Sur le volet environnemental, L’Oréal mise fortement sur le développement des produits rechargeables. « Les refills sont ‘good for the wallet and good for the planet’ (bons pour le portefeuille et pour la planète) », résume Laurent Duffier.

Le groupe déploie des campagnes multi-marques autour de son initiative « Join the Refill Movement » afin d’accélérer l’adoption de ces nouveaux usages dans le Royaume.

Le dirigeant reconnaît néanmoins que le principal défi reste comportemental. « Les consommateurs veulent adopter des comportements plus durables, mais il faut transformer cette intention en action », estime-t-il.

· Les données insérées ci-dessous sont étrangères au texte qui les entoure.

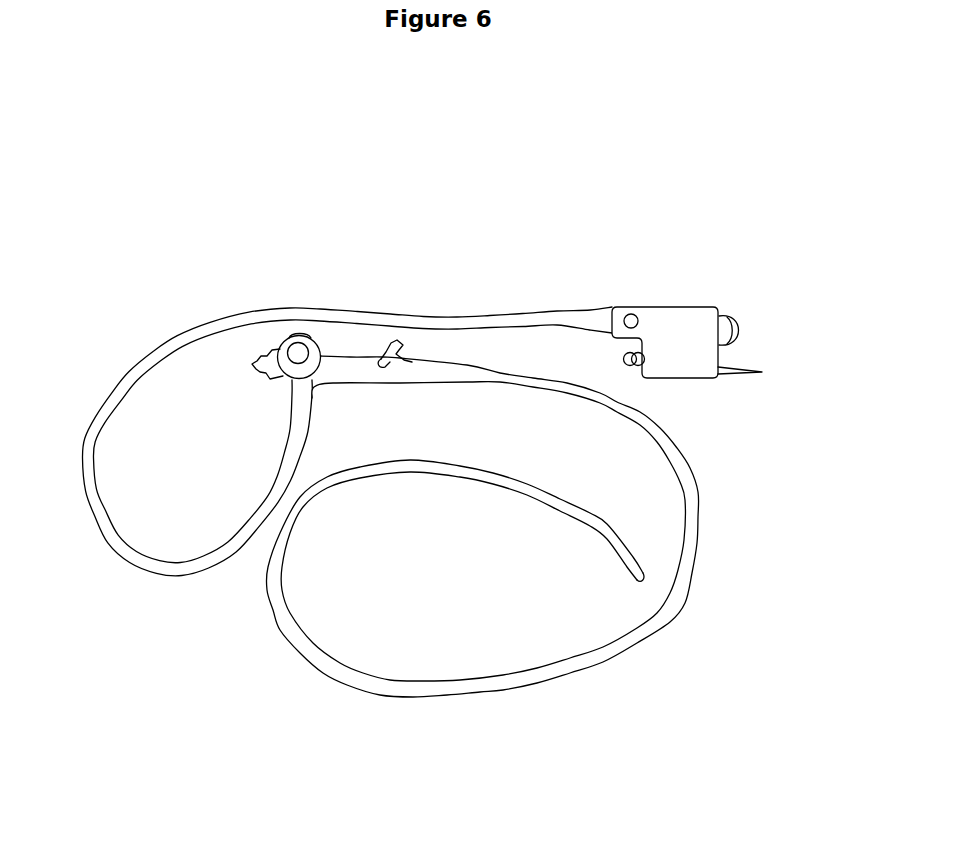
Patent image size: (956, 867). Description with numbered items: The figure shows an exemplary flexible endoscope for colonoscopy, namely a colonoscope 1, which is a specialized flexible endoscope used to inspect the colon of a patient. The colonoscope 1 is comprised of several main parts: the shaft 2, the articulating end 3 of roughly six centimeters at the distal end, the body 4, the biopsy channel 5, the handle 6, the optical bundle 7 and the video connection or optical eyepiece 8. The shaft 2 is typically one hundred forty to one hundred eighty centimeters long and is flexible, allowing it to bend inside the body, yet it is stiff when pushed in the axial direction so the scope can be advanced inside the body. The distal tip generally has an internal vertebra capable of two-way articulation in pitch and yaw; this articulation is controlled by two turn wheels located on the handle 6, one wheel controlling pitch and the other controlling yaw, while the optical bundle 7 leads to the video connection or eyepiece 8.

The colonoscope 1 is at (426, 456).
The shaft 2 is at (256, 629).
The articulating end 3 is at (623, 600).
The body 4 is at (439, 291).
The biopsy channel 5 is at (420, 341).
The handle 6 is at (270, 322).
The optical bundle 7 is at (690, 282).
The video connection/optical eyepiece 8 is at (693, 345).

Les objectifs environnementaux sont désormais intégrés à la gouvernance du groupe et aux indicateurs clés de performance des managers, notamment à travers les performances liées au programme « L’Oréal For the Future ».

« L’Oréal est reconnu depuis des années AAA par le CDP (Carbon Disclosure Project). Nous sommes l’une des seules entreprises, si ce n’est la seule, à avoir obtenu cette notation pendant dix années consécutives », rappelle Laurent Duffier. « Cela prouve le sérieux de nos engagements, avec des objectifs fondés sur la science, mesurés très précisément sur les scopes 1, 2 et 3. »

Malgré un contexte régional marqué par certaines tensions économiques et logistiques, le groupe se dit confiant dans ses perspectives.

« Notre modèle nous aide à amortir les chocs », explique Laurent Duffier. « Nous sommes présents dans plusieurs pays, sur toutes les catégories de beauté et sur tous les canaux de distribution. »

Le groupe mise notamment sur la diversification de ses activités et sur la croissance du e-commerce pour absorber les cycles économiques. « On optimise tout ce qu’on peut faire en Arabie saoudite pour profiter au maximum de la croissance du marché et, en parallèle, nous continuons à investir aux Émirats arabes unis », ajoute-t-il.

Le dirigeant évoque également le « lipstick effect », souvent observé dans les périodes d’incertitude économique. « Dans les moments difficiles, les consommateurs continuent à se faire plaisir avec un parfum ou un rouge à lèvres », explique-t-il.

L’Oréal insiste enfin sur l’alignement de ses investissements avec les objectifs de Vision 2030, notamment en matière d’emploi des femmes, de diversification économique et de développement technologique.

« Le nouveau bureau de Djeddah marque le début d’une nouvelle ère pour L’Oréal en Arabie saoudite », conclut Laurent Duffier.